La fable de la poutine et de la gauffre
Annihilator revient sur le devant de la scène, avec tout plein de changements pour son 15e album. Suicide Society, avec le leader Jeff Waters qui reprend le chant 18 ans après avoir laissé le micro. Si de bonnes idées sont toujours là, l'ensemble froid laisse un album en demi-teinte, pas foncièrement mauvais, mais clairement en-deçà de ce qu'on est en droit d'attendre de la part d'un tel groupe.
Certains signes ne trompent pas. On a beau essayer de se libérer de tout a priori, certains changements amènent de mauvais souvenirs. Inexorablement, le retour de Jeff Waters au chant rappelle la douloureuse période d'errance d'Annihilator, représentée par Refresh the Demon et Remains, qui sont loin d'égaler les grands disques du groupe Les mauvaises langues diront qu'on oublie la qualité de King of the Kill, mais cela reste deux albums contre un.
Pourtant, Suicide Society n'est pas un naufrage complet. Certains titres remuent même joyeusement, comme le dansant "Break, Enter". On peut même se surprendre à headbanguer pendant "Death Scent", si on n'est pas difficile. Mais il faut se rendre à l'évidence, l'inspiration n'est pas assez forte. "Suicide Society" est poussive, "My Revenge" rappelle trop Metallica (réécoutez Master of Puppets jusqu'au bout) et "Creepin' Again" a un arrière-goût d'auto-parodie.

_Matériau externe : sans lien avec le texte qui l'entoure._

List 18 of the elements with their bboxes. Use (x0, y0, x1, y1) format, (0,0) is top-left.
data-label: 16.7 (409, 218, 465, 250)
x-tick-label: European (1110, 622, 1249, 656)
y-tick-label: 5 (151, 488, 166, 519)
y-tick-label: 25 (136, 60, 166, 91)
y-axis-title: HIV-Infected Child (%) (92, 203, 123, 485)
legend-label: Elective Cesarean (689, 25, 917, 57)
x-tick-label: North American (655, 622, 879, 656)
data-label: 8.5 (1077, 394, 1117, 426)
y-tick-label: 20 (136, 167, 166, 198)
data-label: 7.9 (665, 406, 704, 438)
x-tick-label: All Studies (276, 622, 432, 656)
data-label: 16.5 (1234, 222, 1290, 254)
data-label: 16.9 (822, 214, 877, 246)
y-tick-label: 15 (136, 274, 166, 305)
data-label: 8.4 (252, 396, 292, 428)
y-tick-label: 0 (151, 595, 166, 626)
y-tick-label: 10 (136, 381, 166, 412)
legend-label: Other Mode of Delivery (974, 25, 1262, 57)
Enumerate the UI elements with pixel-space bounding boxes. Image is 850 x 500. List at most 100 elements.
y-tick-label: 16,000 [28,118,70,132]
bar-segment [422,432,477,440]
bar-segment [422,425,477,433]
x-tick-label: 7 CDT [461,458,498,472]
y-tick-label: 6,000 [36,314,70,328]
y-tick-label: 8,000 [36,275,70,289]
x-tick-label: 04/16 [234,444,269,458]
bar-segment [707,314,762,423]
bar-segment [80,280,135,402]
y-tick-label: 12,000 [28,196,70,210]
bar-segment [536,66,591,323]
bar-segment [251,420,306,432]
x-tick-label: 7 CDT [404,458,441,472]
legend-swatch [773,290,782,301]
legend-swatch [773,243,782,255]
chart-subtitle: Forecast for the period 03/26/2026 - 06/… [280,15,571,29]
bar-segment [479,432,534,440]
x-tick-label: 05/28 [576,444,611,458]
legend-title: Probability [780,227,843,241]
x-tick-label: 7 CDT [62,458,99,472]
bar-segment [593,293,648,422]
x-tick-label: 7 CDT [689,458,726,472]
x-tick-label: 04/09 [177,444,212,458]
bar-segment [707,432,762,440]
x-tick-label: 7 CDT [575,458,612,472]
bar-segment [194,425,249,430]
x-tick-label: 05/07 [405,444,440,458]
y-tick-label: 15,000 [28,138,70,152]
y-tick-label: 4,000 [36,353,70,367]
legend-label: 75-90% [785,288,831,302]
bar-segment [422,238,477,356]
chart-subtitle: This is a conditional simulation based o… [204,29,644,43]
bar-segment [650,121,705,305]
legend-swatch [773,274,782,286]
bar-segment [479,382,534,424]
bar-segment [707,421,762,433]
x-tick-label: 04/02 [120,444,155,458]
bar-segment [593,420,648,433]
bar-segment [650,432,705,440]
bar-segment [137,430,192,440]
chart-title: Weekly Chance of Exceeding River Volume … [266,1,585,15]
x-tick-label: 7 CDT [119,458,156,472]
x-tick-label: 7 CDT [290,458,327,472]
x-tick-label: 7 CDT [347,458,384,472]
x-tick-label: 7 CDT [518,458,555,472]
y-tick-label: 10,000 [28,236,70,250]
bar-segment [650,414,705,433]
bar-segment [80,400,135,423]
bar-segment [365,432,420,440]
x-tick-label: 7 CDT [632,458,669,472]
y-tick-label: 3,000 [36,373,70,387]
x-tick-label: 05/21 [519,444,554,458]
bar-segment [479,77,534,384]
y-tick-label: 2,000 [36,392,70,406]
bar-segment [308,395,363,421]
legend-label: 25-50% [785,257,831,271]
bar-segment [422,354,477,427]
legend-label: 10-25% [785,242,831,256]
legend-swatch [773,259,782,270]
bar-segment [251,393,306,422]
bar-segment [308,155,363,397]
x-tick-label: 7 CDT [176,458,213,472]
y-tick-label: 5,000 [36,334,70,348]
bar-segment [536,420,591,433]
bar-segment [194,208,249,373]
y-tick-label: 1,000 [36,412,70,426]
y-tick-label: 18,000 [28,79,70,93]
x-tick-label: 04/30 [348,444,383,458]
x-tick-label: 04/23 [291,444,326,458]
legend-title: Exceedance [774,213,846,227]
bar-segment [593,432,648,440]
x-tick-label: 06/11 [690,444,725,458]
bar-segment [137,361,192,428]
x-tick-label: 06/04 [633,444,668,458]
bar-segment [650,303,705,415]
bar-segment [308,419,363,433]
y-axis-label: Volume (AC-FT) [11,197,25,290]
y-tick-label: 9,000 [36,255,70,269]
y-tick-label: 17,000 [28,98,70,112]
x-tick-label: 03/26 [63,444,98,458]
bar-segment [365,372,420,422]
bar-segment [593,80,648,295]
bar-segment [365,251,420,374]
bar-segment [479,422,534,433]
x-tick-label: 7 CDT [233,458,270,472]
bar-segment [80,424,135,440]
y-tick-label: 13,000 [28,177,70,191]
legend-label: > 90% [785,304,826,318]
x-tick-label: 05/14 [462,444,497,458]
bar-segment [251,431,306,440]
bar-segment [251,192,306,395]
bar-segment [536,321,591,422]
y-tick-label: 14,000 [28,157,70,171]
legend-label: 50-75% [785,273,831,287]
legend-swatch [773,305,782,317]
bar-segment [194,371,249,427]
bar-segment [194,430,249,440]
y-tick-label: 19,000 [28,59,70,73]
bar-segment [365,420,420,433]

Il serait trop facile d'en vouloir à Jeff et son chant. Certes, le guitariste est limité vocalement. Il est le premier à le reconnaître. Cependant, son interprétation de la folie colle parfaitement à l'identité du groupe, sur lequel il a le contrôle total. Son côté fun a même un certain charme et pourra faire sourire l'auditeur à plusieurs reprises, avant qu'il ne se dise que Dave Padden aurait pu faire des merveilles sur "Snap".
Le souci vient avant tout des compos. Pas forcément mauvaises, elles sont affreusement moyennes. L'ensemble ne marque pas et manque cruellement de relief, malgré la présence de bonnes idées, comme une ligne de basse groovy sur "Snap", un bon riff typique d'Annihilator sur "Narcotic Avenue" ou encore des arpèges sympathiques sur "The One you Serve". Ces bons éléments accentuent la déception.
Suicide Society aurait pu être prometteur s'il n'avait pas été pondu par un groupe-phare tel qu'Annihilator. A la carrière riche et variée, le groupe a su se réinventer et faire fi des multiples changements de line-up. Malheureusement, ce disque est dans le camp des faibles. S'il n'est pas le plus mauvais, le manque de mordant et d'envie dans l'ensemble aura bien du mal à convaincre les fans les plus fervents.